ATT service has been in-and-out for the last 12 hours, and it's finally running full-speed again.
So, JoAnn and I were supposed to be heading for Lake Tahoe last evening, but instead sat around and discussed finances, with an emphasis on how much I'm spending in transition. Yes she's pissed that I spent nearly $6k on myself for electrolysis, clothing, makeup, and travel costs for various medical appointments. Driving over 1500 miles, and paying $5 bridge tolls to get places has added up and now she's blaming me for every hardship having to do with money.
Hey, I took my social security early so it could pay for all these costs. Yet where's that money going? Into a joint checking account that I can only access when I'm here in California.

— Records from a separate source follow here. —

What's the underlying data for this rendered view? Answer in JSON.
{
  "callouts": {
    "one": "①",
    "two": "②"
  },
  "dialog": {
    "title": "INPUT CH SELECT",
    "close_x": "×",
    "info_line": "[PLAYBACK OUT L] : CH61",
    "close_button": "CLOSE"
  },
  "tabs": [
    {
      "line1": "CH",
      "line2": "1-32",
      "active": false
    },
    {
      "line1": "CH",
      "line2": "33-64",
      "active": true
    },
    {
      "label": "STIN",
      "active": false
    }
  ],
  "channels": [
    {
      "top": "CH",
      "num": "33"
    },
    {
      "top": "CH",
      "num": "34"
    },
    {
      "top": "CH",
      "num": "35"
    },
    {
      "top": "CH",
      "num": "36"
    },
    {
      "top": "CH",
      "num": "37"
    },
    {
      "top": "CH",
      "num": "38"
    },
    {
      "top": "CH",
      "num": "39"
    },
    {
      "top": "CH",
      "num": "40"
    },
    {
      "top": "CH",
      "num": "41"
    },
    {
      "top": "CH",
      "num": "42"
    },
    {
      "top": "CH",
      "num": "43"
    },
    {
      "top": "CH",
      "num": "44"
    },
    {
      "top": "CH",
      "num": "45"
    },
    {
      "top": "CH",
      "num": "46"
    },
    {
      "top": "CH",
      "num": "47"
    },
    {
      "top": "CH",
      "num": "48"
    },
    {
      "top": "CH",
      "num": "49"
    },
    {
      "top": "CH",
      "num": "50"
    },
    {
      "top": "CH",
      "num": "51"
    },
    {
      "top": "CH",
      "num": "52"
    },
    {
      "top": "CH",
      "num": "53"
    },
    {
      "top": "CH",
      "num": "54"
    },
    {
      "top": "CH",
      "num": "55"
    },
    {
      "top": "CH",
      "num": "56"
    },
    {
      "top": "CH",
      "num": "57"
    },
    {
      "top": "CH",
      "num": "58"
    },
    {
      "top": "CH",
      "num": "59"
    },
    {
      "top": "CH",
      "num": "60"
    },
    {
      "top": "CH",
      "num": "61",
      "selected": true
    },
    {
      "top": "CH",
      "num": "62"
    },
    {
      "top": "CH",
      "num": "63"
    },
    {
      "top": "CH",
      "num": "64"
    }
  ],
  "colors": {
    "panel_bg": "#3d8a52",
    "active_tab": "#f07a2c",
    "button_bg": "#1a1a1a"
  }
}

I give up, and can't wait to get on that plane back to Michigan. JoAnn thinks I'm preoccupied with transition, and running away from my responsibilities. Well I know my transition is all-consuming, and it takes up half thoughts during the day. And maybe I am running away from responsibilities, but there is absolutely no way I can live here anymore. And there's no way she can stand living with me as a woman. Plus since we're selling everything, I'll be loosing my place in Michigan next summer, and may end up buying an old mobile home here, and moving into the shed on the family farm when I'm in Michigan. No loss, I like the farm.
Anyway, this is just a rant. I'm doing my best to keep my cool about it because we're splitting our ties over an eight month to one year period. It's just aggravating that I'm constantly being told how much she knows about transition, how dumb I am for doing everything too fast, and how it's wrong to get so much advice from other transwomen. And of course she can't stand the transwomen I talk to because she thinks we all have issues that cloud our judgment.
My meds are packed, clothes are ready to go in the suitcase, and I've got some boxes to mail to myself. Too bad the ticket I bought is for next Friday and not today.